Gaya tulisan Kutu Lompat Mimpi; Cita-Cita sendiri saya tiru dari buku Geng Kemoceng Kelakuan Mahasiswi Otak Melenceng karya Ade Jayadireja. Selama saya baca buku, baru kali ini saya bisa tertawa lepas sendiri. Mirip orang gila yang baru lepas dari rantai pasung. Buku ini merupakan kumpulan 25 kisah aneh tapi nyata geng useless atau bisa disebut juga geng kemoceng yang terdiri dari 5 orang mahasisiwi (Ade,Ajeng,Desi, Dara, dan Nana) Fakultas Ilmu Bahasa.

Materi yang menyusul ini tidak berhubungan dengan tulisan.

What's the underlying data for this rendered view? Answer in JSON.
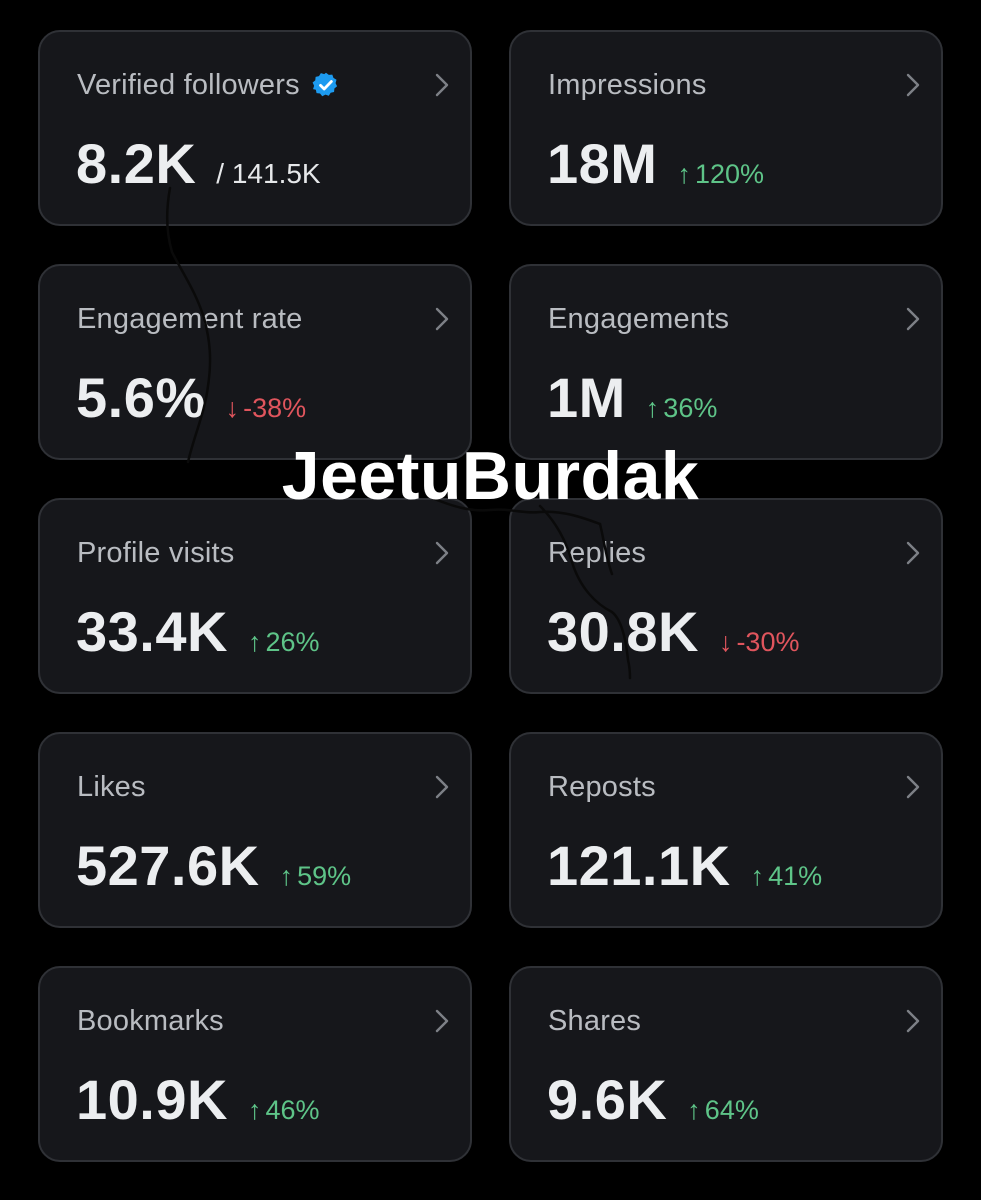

Banyak keusilan dan kekonyolan yang mereka perbuat, seperti saat OSPEK (Kalau di UIN Sunan Kalijaga namanya OPAK) disuruh seniornya buat kopi. Ade (tokoh utama) ngerjain dengan memasukan bahan-bahan yang gak wajar kedalam kopi, muai dari sambal, garam, sampai sehelai bulu ketiak pun di campur ke dalam racikan kopi. Untung saja seniornya mabuk, alhasil secangkir kopi habis ditenggaknya. Masih banyak cerita yang lucu dari buku ini. Silakan baca sendiri, hehe

Oia, kebetulan, pas saat saya nulis ini tanpa diminta, tanpa diundang, teman saya Halimah. Perempuan imut kayak marmut ini tiba-tiba SMS saya, isinya, "Aku juga udah baca Kemoceng (baca; Buku geng kemoceng). Setelah selesai membacanya, Aku bersyukur banget ma Allah. ternyata, ada segerombolan cewek yang lebih edan dari aku, si cewek semelekete ini. Alhamdulillah...." Tulisnya bangga karna predikat perempuan edan-nya secara otomatis gugur. Heran saya sama perempuan satu ini. Sebenarnya kebetulan ini bisa saya ceritakan histori-nya, pernah suatu kali, saya membaca buku geng kemoceng dan tertawa terbahak-bahak di sampingnya. Mungkin penasaran, dia ahirnya pinjam buku tersebut. Note: buku genk komoceng adalah milik Sinta (Teman sekontrakan Halimah). Jadi, setelah saya pinjam, ganti Halimah yang pinjam. Gak tahu besok siapa lagi yang mau pinjam. Mungkin pak RT juga mau pinjam. Nasib seorang anak perantauan. #Hiks
Tapi saya berniat beli buku keduanya Ade, "Cewek Katropolitan". Sekali lagi beli, bukan pinjam.

Gaya menulis bagi saya, sebenarnya tergantung genre tulisan. Kalau kita sedang nulis Artikel, tidak mungkin kan, kita pakek kata Gue-Loe. Berbeda dengan tulisan bebas; namanya juga bebas. Mau pakek Inyong, be'en,kowe, ana terserah anda.

Tapi gaya penulisan tidak hanya sebatas pengunaan diksi saja, Alur-setting-cara membuat konflik cerita juga bisa membedakan karakter penulis satu dengan penulis lainnya.

Terkadang, menjadi orang lain, membuat saya rindu pada diri saya sendiri. Tapi memang saya butuh memiliki rindu itu. 

Tips Menyamar:

Ganti nama, menyamarkan diri.
Pakai topeng, menyamarkan diri.
Operasi wajah, menyamarkan diri.
Pakai helm, menyamarkan diri.
Dan terahir, jadi bunglon, menyamarkan diri.



Seperti berkendara, Kadang dengan dibelakang, saya belajar untuk percaya pada orang yang di depan.

Kadang saya juga ingin punya jengot, seperti peppy.